The system uses Tropos Networks’ wireless technology to dynamically route the IP-based video traffic through a mesh network of Wi-Fi cells and back through nodes connected to the city’s wired network to a central video server. When an incident is noted, an alert can be flagged to an officer’s laptop and handheld unit along with the video feed from the camera at the site.
The City of New Orleans is also planning on deploying 1,000 cameras in high-crime areas around the metropolitan area. A while back I managed to talk to Greg Meffert, the City’s CIO, about this deployment. The cameras will not take continuous video, but instead will shoot high-res JPEGs. Also, the cameras will not be monitored by anyone; the purpose is to have photo data available in case a crime is committed, and then use that data in the prosecutorial effort.

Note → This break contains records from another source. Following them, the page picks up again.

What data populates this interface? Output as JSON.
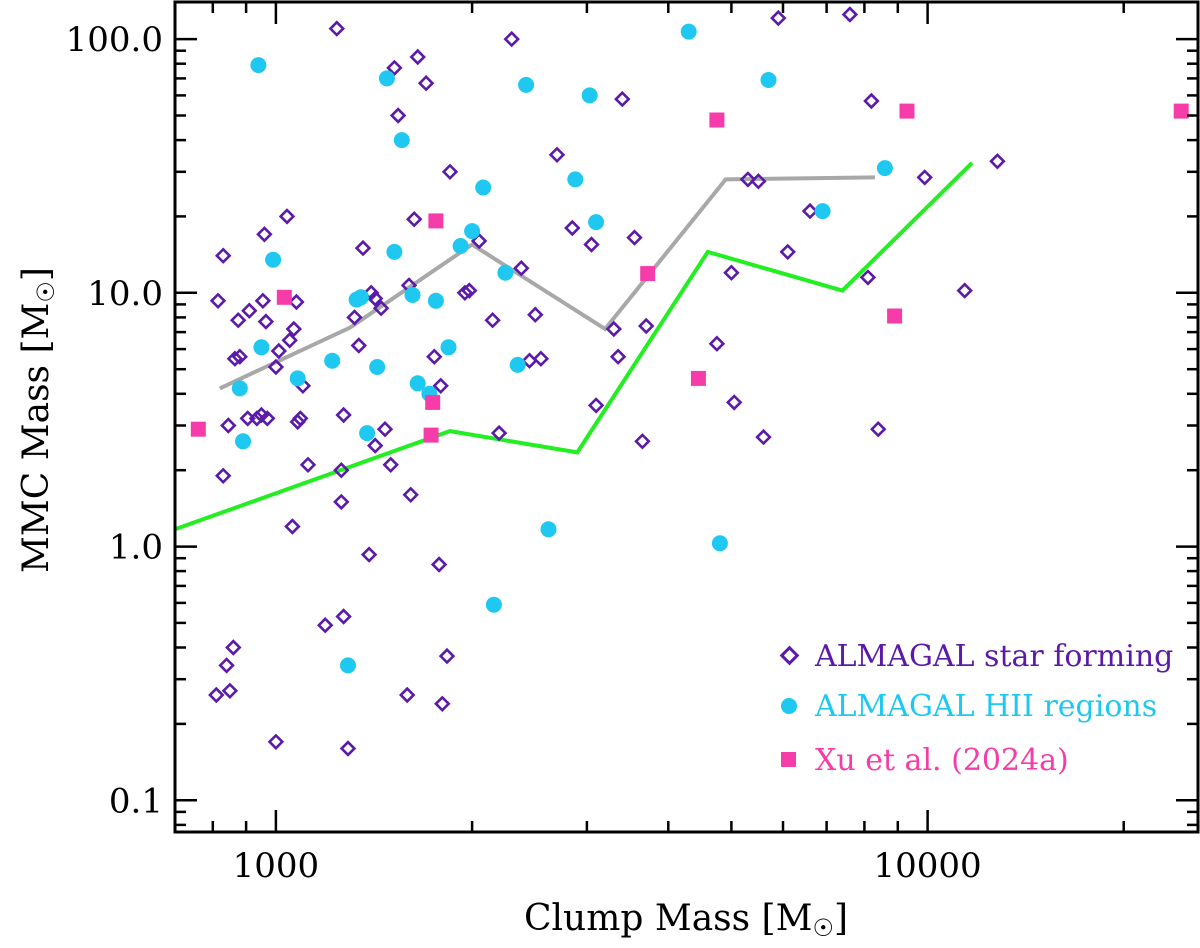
{
  "chart_data": {
    "type": "scatter",
    "x_scale": "log",
    "y_scale": "log",
    "xlim": [
      700,
      26000
    ],
    "ylim": [
      0.075,
      140
    ],
    "x_ticks": [
      {
        "value": 1000,
        "label": "1000"
      },
      {
        "value": 10000,
        "label": "10000"
      }
    ],
    "y_ticks": [
      {
        "value": 0.1,
        "label": "0.1"
      },
      {
        "value": 1.0,
        "label": "1.0"
      },
      {
        "value": 10.0,
        "label": "10.0"
      },
      {
        "value": 100.0,
        "label": "100.0"
      }
    ],
    "xlabel": {
      "main": "Clump Mass [M",
      "sub": "☉",
      "close": "]"
    },
    "ylabel": {
      "main": "MMC Mass [M",
      "sub": "☉",
      "close": "]"
    },
    "grid": false,
    "legend_position": "bottom-right",
    "series": [
      {
        "name": "ALMAGAL star forming",
        "marker": "diamond-open",
        "color": "#5b1aa8",
        "points": [
          [
            815,
            9.3
          ],
          [
            830,
            14.0
          ],
          [
            845,
            3.0
          ],
          [
            865,
            5.5
          ],
          [
            875,
            7.8
          ],
          [
            880,
            5.6
          ],
          [
            905,
            3.2
          ],
          [
            910,
            8.5
          ],
          [
            935,
            3.2
          ],
          [
            950,
            3.3
          ],
          [
            955,
            9.3
          ],
          [
            960,
            17.0
          ],
          [
            965,
            7.7
          ],
          [
            970,
            3.2
          ],
          [
            1000,
            5.1
          ],
          [
            1010,
            5.9
          ],
          [
            1040,
            20.0
          ],
          [
            1050,
            6.5
          ],
          [
            1065,
            7.2
          ],
          [
            1075,
            9.2
          ],
          [
            1080,
            3.1
          ],
          [
            1090,
            3.2
          ],
          [
            1100,
            4.3
          ],
          [
            1120,
            2.1
          ],
          [
            1240,
            110.0
          ],
          [
            1260,
            2.0
          ],
          [
            1270,
            3.3
          ],
          [
            1320,
            8.0
          ],
          [
            1340,
            6.2
          ],
          [
            1360,
            15.0
          ],
          [
            1400,
            10.0
          ],
          [
            1420,
            9.5
          ],
          [
            1450,
            8.7
          ],
          [
            1470,
            2.9
          ],
          [
            1500,
            2.1
          ],
          [
            1520,
            77.0
          ],
          [
            1540,
            50.0
          ],
          [
            1600,
            10.7
          ],
          [
            1630,
            19.5
          ],
          [
            1650,
            85.0
          ],
          [
            1700,
            67.0
          ],
          [
            1750,
            5.6
          ],
          [
            1790,
            4.3
          ],
          [
            1850,
            30.0
          ],
          [
            1950,
            10.0
          ],
          [
            1980,
            10.2
          ],
          [
            2050,
            16.0
          ],
          [
            2150,
            7.8
          ],
          [
            2200,
            2.8
          ],
          [
            2300,
            100.0
          ],
          [
            2380,
            12.5
          ],
          [
            2450,
            5.4
          ],
          [
            2500,
            8.2
          ],
          [
            2550,
            5.5
          ],
          [
            2700,
            35.0
          ],
          [
            2850,
            18.0
          ],
          [
            3050,
            15.5
          ],
          [
            3100,
            3.6
          ],
          [
            3300,
            7.2
          ],
          [
            3350,
            5.6
          ],
          [
            3400,
            58.0
          ],
          [
            3550,
            16.5
          ],
          [
            3650,
            2.6
          ],
          [
            3700,
            7.4
          ],
          [
            4750,
            6.3
          ],
          [
            5000,
            12.0
          ],
          [
            5050,
            3.7
          ],
          [
            5300,
            28.0
          ],
          [
            5500,
            27.5
          ],
          [
            5600,
            2.7
          ],
          [
            5900,
            121.0
          ],
          [
            6100,
            14.5
          ],
          [
            6600,
            21.0
          ],
          [
            7600,
            125.0
          ],
          [
            8100,
            11.5
          ],
          [
            8200,
            57.0
          ],
          [
            8400,
            2.9
          ],
          [
            9900,
            28.5
          ],
          [
            11400,
            10.2
          ],
          [
            12800,
            33.0
          ],
          [
            830,
            1.9
          ],
          [
            1060,
            1.2
          ],
          [
            1190,
            0.49
          ],
          [
            1270,
            0.53
          ],
          [
            1390,
            0.93
          ],
          [
            1260,
            1.5
          ],
          [
            1610,
            1.6
          ],
          [
            1780,
            0.85
          ],
          [
            810,
            0.26
          ],
          [
            840,
            0.34
          ],
          [
            850,
            0.27
          ],
          [
            860,
            0.4
          ],
          [
            1000,
            0.17
          ],
          [
            1290,
            0.16
          ],
          [
            1590,
            0.26
          ],
          [
            1830,
            0.37
          ],
          [
            1800,
            0.24
          ],
          [
            1420,
            2.5
          ]
        ]
      },
      {
        "name": "ALMAGAL HII regions",
        "marker": "circle",
        "color": "#1ec8f0",
        "points": [
          [
            940,
            79.0
          ],
          [
            990,
            13.5
          ],
          [
            950,
            6.1
          ],
          [
            880,
            4.2
          ],
          [
            890,
            2.6
          ],
          [
            1080,
            4.6
          ],
          [
            1220,
            5.4
          ],
          [
            1290,
            0.34
          ],
          [
            1330,
            9.4
          ],
          [
            1350,
            9.6
          ],
          [
            1380,
            2.8
          ],
          [
            1430,
            5.1
          ],
          [
            1480,
            70.0
          ],
          [
            1520,
            14.5
          ],
          [
            1560,
            40.0
          ],
          [
            1620,
            9.8
          ],
          [
            1650,
            4.4
          ],
          [
            1720,
            4.0
          ],
          [
            1760,
            9.3
          ],
          [
            1840,
            6.1
          ],
          [
            1920,
            15.3
          ],
          [
            2000,
            17.5
          ],
          [
            2080,
            26.0
          ],
          [
            2160,
            0.59
          ],
          [
            2250,
            12.0
          ],
          [
            2350,
            5.2
          ],
          [
            2420,
            66.0
          ],
          [
            2620,
            1.17
          ],
          [
            2880,
            28.0
          ],
          [
            3030,
            60.0
          ],
          [
            3100,
            19.0
          ],
          [
            4300,
            107.0
          ],
          [
            4800,
            1.03
          ],
          [
            5700,
            69.0
          ],
          [
            6900,
            21.0
          ],
          [
            8600,
            31.0
          ]
        ]
      },
      {
        "name": "Xu et al. (2024a)",
        "marker": "square",
        "color": "#f53ca8",
        "points": [
          [
            760,
            2.9
          ],
          [
            1030,
            9.6
          ],
          [
            1740,
            3.7
          ],
          [
            1760,
            19.2
          ],
          [
            1730,
            2.75
          ],
          [
            3720,
            11.9
          ],
          [
            4450,
            4.6
          ],
          [
            4750,
            48.0
          ],
          [
            8900,
            8.1
          ],
          [
            9300,
            52.0
          ],
          [
            24500,
            52.0
          ]
        ]
      },
      {
        "name": "gray-trend",
        "line": true,
        "color": "#a8a8a8",
        "points": [
          [
            820,
            4.2
          ],
          [
            1300,
            7.3
          ],
          [
            2000,
            15.5
          ],
          [
            3200,
            7.2
          ],
          [
            4900,
            28.0
          ],
          [
            8300,
            28.5
          ]
        ]
      },
      {
        "name": "green-trend",
        "line": true,
        "color": "#22ee22",
        "points": [
          [
            700,
            1.17
          ],
          [
            1850,
            2.85
          ],
          [
            2900,
            2.35
          ],
          [
            4600,
            14.5
          ],
          [
            7400,
            10.2
          ],
          [
            11700,
            32.5
          ]
        ]
      }
    ]
  }
}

The City was averse to even attempting any type of real-time monitoring due to concerns about litigation.
I know that discussions of government-operated cameras bothers many people who are concerned about the potential abuse of civil liberties, but there are some factors that operate as practical limitations to abuse — at least for now. For example, it would be very hard to do live monitoring of 1,000 cameras, which by the way are only placed in public places, and only view public areas. The photo data that is captured from these 1,000 cameras will only be kept for 3 days (unless there is a crime incident that warrants its storage for use in a prosecution). Keeping the data for a short period of time is a practical necessity. The data from 1,000 cameras that operate 24 hours a day is huge, even when stored as JPEGs. Obviously, the cost of storage is dropping every day, but there is a practical limitation to how much photo data could be catalogued and accessed.
Also, the cameras are not set to any particular view; instead, they are programmed to randomly pan, tilt and zoom (they can rotate 360 degrees). Hence, there is no guarantee that a camera will have captured a usable picture even if a crime wascommitted in its vicinity. Lastly, and most importantly, the cameras are covered with a special plexiglass shield that is weatherproof and which can withstand an attack by an AK-47. The fact that the cameras have that capability is a subtle indication of the crime problem faced by a major metropolitan area like New Orleans.